Хотя Акинфий Никитич не звал Невьяну, она всё равно пришла. Она почувствовала тревожное напряжение в палатах — не только беспокойство Акинфия Никитича, но и волнение его гостей, прислуги, дворни. И Невьяне нужно было узнать, понять, что такое скоро свершится в доменной фабрике.
К Акинфию Никитичу подбежал мальчишка — гонец от шихтмейстера Чаркина. Чаркин караулил на плотине, откуда были видны куранты башни.
— Велено сказать, щас начнут! — доложил мальчишка.
Акинфий Никитич обвёл взглядом людей вокруг литейного двора. Степан Егоров, первый приказчик.
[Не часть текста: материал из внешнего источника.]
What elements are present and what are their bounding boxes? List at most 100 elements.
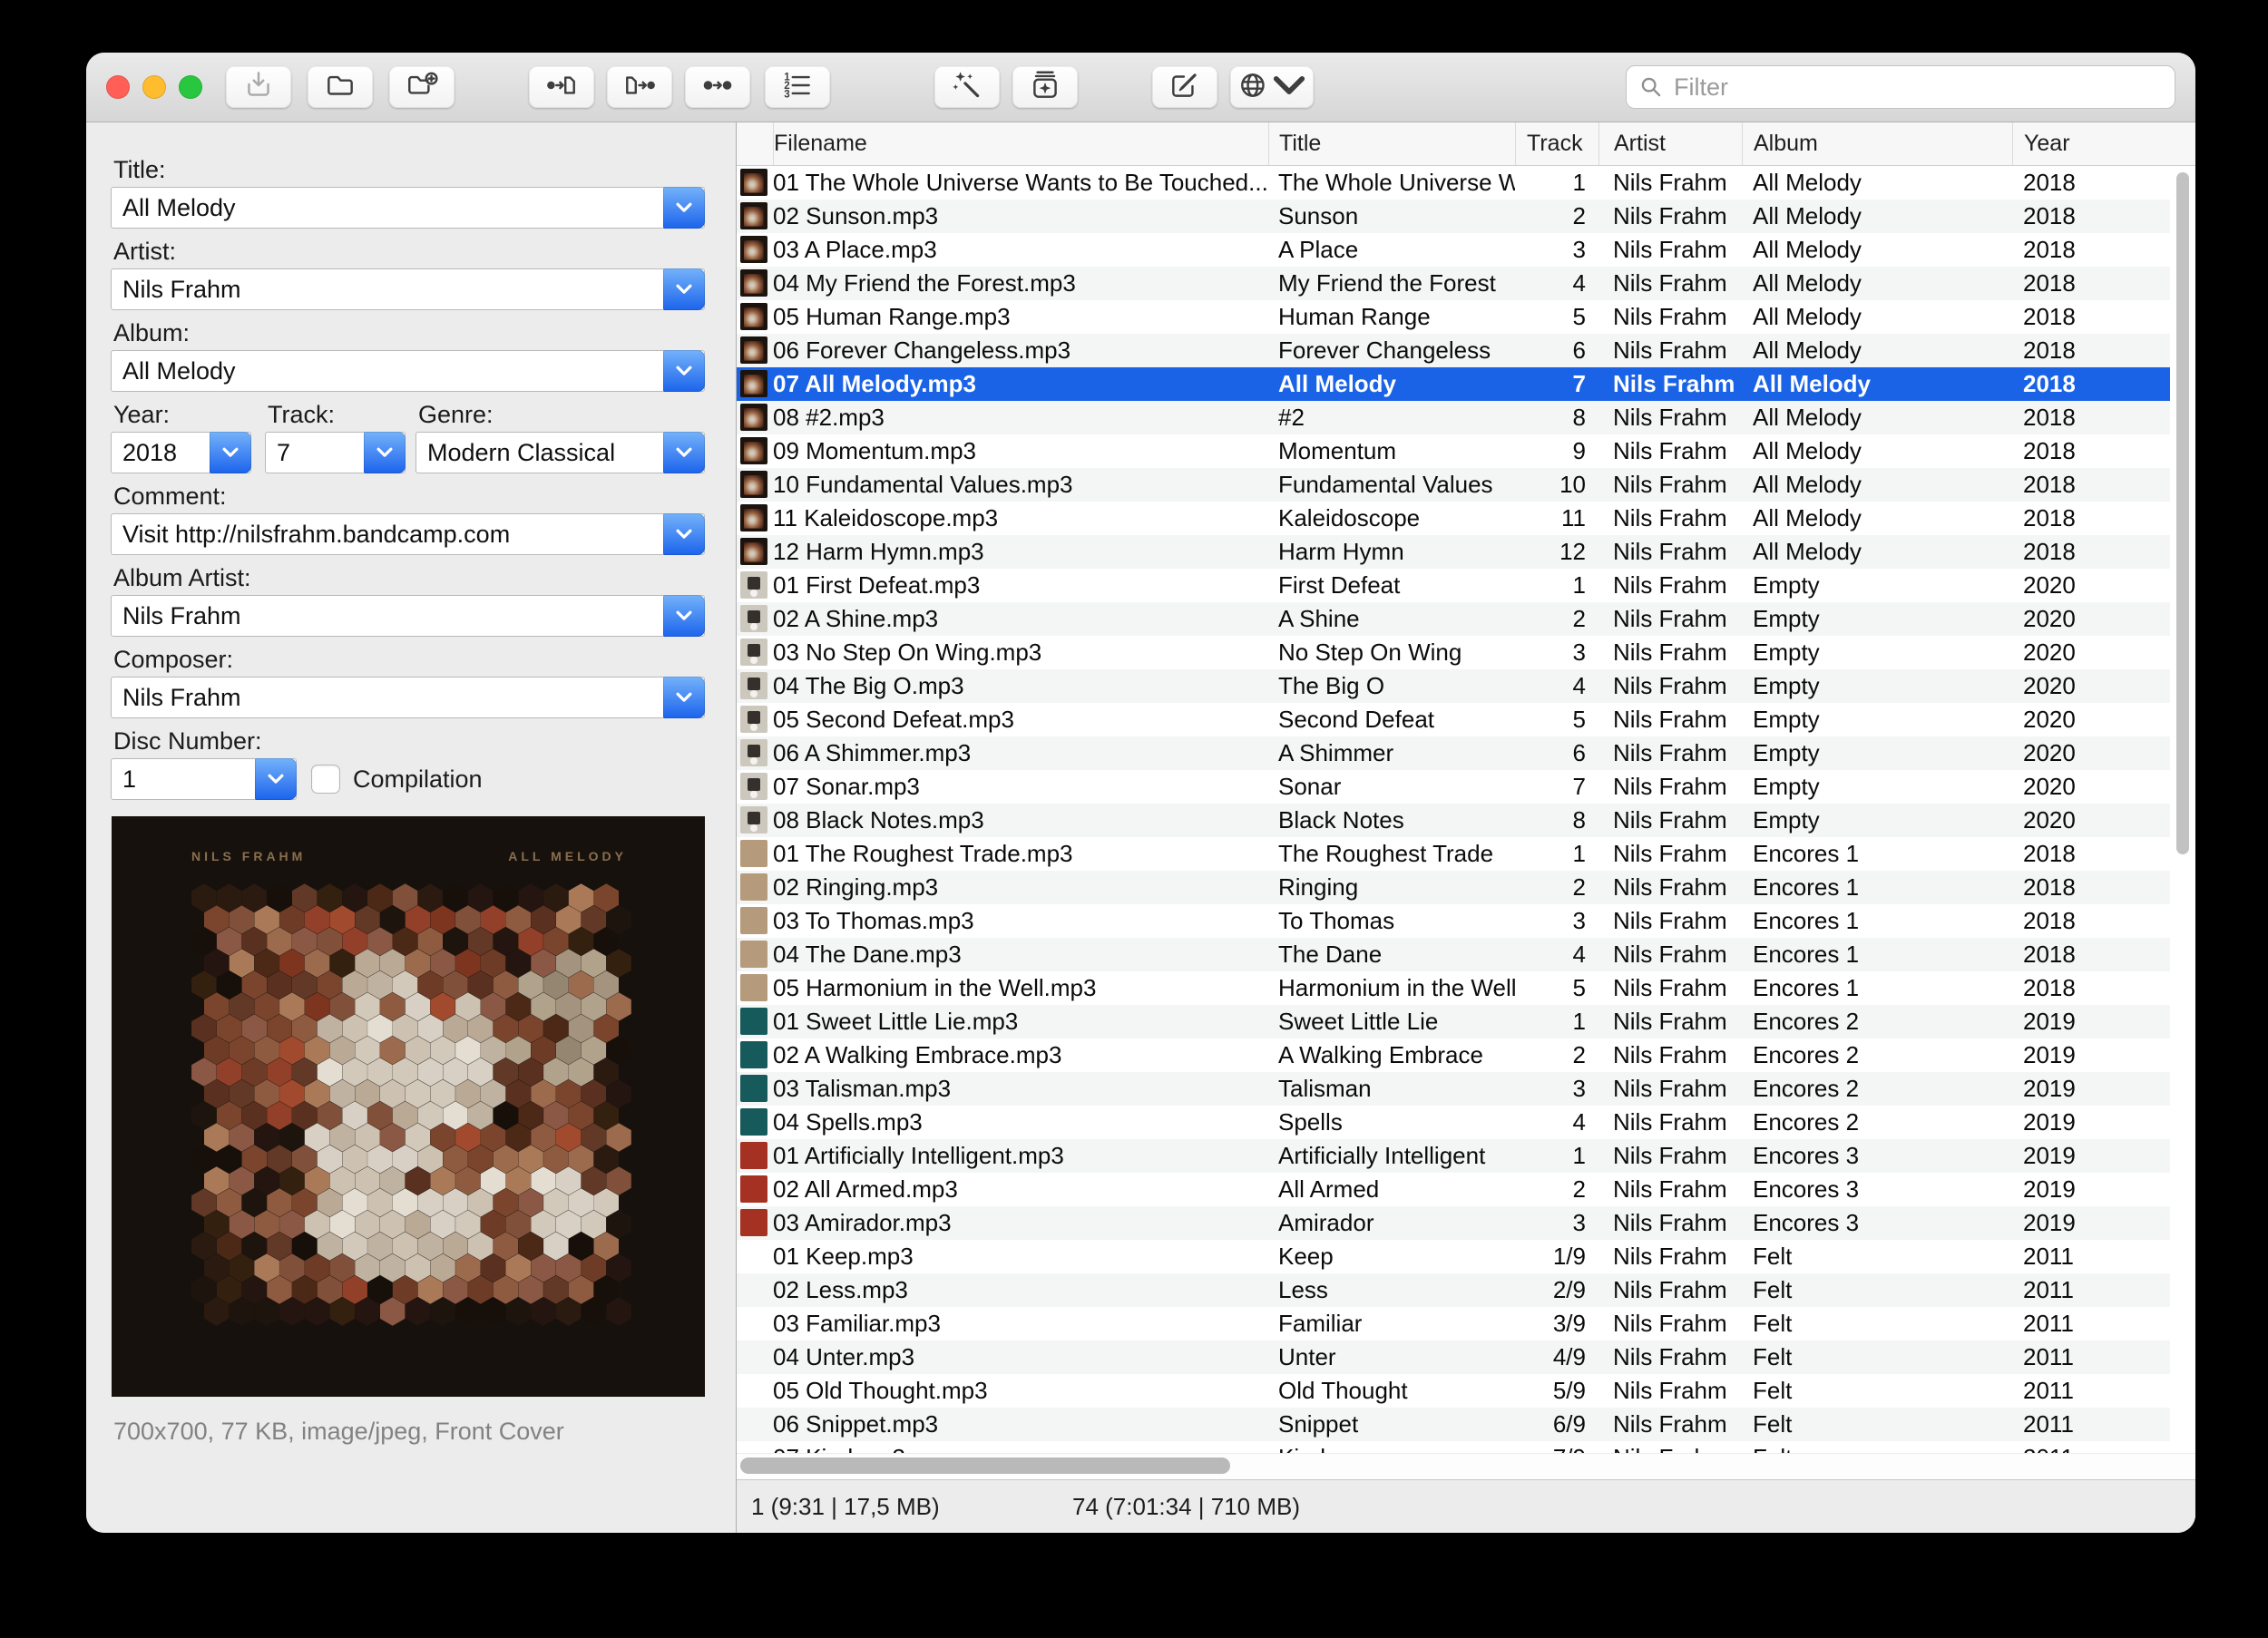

Гаврила Семёнов. Родя Набатов. Никитка Бахорев припёрся, он же механик… Гриша Махотин — главный по домнам. Приказчики: Лысков с чугуноплавильной фабрики, Нефёдов с кричной, Кулёмин с колотушечной, Петров с якорной, Чудинов с медной, Теплоухов — с пильной мельницы, Бредихин — с толчеи… В толпе Акинфий Никитич увидел и зубоскала Киршу Данилова, и Артамона, и Невьяну — всех…
— Что, железны души, любопытно, как я матёрого «козла» топить буду? — насмешливо крикнул Акинфий Никитич. — Думаете, хозяин спятил?
— Есть маненько! — за всех подтвердил Кирша.
— Тогда покайтесь, маловеры! — хмыкнул Акинфий Никитич.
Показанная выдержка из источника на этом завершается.